An ultimate loss of control

Objectification is one of my biggest fetishes. I love to be treated like I don't matter. I love to be used and for my needs to be disregarded. I love to hide in this safe space, where I don't need to put myself out there. Where my sole purpose is to be. Where I don't need to make any decisions, because it's someone else who decides what my actions should be.

It's degrading to be treated as an object. It can also be humiliating, depending on what purpose I serve at the moment. It makes me go really low. It teaches me to forget my ego. It strips away my pride. I like it and I need it. In normal life, I tend to be very outspoken and present when with people. I like to express my opinions and I like for things to go my way. I want to be seen and I love attention.

In play, I love when my partner intentionally does the things that I don't want or denies me the things that I do want. In a weird way, it proves to me that they care about me. By intentionally not giving me what I want, they show that they know exactly what it is, but they are not going to give it, because they are the ones who hold the power. I like to be put in place this way. I like when people teach me a lesson.

In normal life, I tend sometimes to be in a way ‘bratty’, or ‘difficult’. I think that I test people this way. I want to see who will go against me. Who is going to play my game and who will just ignore it and do things his/her way. I don’t often find the latter, but I damn sure find it sexy. Because in the end, I do think that sometimes my behaviour really deserves it. Sometimes I am amazed at myself by how cheeky and tiring I can be. I look at it from the outside and I think: this girl deserves to be taught a lesson.

Being his fuckdoll definitely taught me a lesson...

Have you ever tried hypnosis? I didn't really believe that it works before I did. And I definitely didn't see the possibilities that it gives in kink, especially in objectification. Let me tell you that it does work and it makes play overwhelmingly exciting. Because there is one thing in being treated like an object or being told to behave like an object. And there is another thing in being turned into an object. Hypnosis can do the latter. I feel like that's the ultimate objectification experience. When you're not only treated as a thing, but you become a thing.

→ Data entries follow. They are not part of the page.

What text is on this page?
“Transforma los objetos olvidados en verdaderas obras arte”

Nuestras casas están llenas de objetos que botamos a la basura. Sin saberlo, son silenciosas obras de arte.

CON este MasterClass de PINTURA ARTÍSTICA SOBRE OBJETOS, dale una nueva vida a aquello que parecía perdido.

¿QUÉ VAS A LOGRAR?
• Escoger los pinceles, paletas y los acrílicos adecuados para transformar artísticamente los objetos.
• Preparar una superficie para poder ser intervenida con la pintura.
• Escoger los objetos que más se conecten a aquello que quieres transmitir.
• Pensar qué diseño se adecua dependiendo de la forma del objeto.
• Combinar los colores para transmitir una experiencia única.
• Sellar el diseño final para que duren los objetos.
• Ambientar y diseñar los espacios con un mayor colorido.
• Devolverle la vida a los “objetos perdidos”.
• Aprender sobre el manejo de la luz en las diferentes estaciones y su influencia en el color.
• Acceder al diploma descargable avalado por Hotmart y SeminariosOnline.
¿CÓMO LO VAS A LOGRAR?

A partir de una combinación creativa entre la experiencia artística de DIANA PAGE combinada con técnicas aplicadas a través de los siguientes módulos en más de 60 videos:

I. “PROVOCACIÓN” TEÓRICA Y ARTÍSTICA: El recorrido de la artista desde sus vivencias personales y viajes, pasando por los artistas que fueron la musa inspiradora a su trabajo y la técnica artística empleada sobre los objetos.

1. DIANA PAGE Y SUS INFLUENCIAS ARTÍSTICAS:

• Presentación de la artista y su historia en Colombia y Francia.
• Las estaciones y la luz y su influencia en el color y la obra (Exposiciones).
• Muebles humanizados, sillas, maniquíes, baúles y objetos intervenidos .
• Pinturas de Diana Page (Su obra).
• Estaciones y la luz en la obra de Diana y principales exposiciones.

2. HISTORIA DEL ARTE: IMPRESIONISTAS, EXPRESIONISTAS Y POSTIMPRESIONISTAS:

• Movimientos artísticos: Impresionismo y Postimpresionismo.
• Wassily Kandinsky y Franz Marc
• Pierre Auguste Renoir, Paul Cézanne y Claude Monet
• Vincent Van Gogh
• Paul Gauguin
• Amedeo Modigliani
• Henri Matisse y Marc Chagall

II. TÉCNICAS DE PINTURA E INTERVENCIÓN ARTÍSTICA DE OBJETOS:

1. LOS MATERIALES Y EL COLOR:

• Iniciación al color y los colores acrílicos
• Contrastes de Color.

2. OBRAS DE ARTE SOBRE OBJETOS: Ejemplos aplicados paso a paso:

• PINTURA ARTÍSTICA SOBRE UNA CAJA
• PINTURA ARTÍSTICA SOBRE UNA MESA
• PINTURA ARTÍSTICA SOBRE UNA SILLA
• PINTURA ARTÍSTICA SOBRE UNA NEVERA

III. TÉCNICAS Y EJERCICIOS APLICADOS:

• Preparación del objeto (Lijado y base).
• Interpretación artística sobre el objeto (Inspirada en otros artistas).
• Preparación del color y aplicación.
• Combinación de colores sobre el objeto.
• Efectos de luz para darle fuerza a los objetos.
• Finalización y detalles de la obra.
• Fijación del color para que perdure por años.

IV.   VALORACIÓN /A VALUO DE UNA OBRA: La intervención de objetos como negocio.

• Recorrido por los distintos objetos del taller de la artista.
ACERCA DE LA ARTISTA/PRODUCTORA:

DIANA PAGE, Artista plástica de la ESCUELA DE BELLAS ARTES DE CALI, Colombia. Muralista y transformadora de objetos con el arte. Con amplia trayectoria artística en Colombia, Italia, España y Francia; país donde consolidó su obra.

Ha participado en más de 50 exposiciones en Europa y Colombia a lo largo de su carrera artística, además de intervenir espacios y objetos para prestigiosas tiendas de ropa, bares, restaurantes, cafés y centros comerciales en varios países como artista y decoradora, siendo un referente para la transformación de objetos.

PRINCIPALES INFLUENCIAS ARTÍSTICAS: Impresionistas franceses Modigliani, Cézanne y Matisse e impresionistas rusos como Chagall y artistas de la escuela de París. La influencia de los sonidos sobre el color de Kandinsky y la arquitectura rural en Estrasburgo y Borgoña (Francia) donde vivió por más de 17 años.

One of the things that he turns me into is a rag doll. In that state, my entire body becomes completely relaxed and there is no muscle tension in it. I can't hold any position on my own. My legs and arms lie on the bed limply. My face muscles are completely relaxed. I don't make a sound. Also, my mind becomes relaxed. Blank. I become a lifeless, mindless doll.

And that's the state that he likes to fuck me in. The experience of it is insane. In general, I love to be fucked by him, I love to be used for his pleasure. But this is different. Because normally if I am used by him and he disregards my pleasure, it is still me that he is using. When I am a rag doll, it feels like he is not having sex with me, but with my body only and I am watching it from the distance. It feels so much more objectifying, almost violating.

What is really saddening for me is that I am not able to enjoy what is happening to me at the moment. There is some part of me that is registering what is happening, but I don’t feel like I am having sex with him the way that I normally do. I just know that my body is being used, which makes me want to feel it even more. This experience made me realize that he has so much power over me that he can even take away the pleasure of being used from me if he wants to. He could make me beg to let me be used by him and to let me feel it. He basically controls all my sexual experiences.

Maybe I am insane, but the fact that someone has that much control over me turns me on immensely. That if he feels like I don’t deserve to feel him at this moment, but he still feels like fucking me, he can just turn me into a rag doll and fuck me in that mindless state. I also find it extremely hot that it turns him on to have me in this state and to have that power. It turns me on that he actually uses the power that he has. That he really disregards my needs and desires often. That everything that we do is about him and his pleasure.

In a weird way that is exactly what I am looking for. I am fulfilling my needs by having them disregarded. But it is an entirely different level of fulfilment. It is not like when you feel pleasure in pain. When you have two contradictory sensory experiences at the same time. This is way more intellectual and mental and the realization that I am getting exactly what I want comes way later. At the moment when he does it to me I am miserable and lost, all I want is for him to just stop and be nice to me for once. To feel his warmth. Right after he was finished with fucking me as a rag doll, I was completely broken and overwhelmed and was sobbing into his shoulder.

But when I looked at it from the outside (which usually happens after the scene), I relished in the position that he put me in. I delighted in his ruthlessness. I devoured his cruelty. There is a part of my that really enjoys my suffering. That part really wants me to be put in the lowest possible state. I can’t do it myself though. My suffering self will not let me do it. Therefore, having someone who has so much power over me and who is using it so skillfully, makes my inner sadist glee. Finally, this girl is getting what she deserves.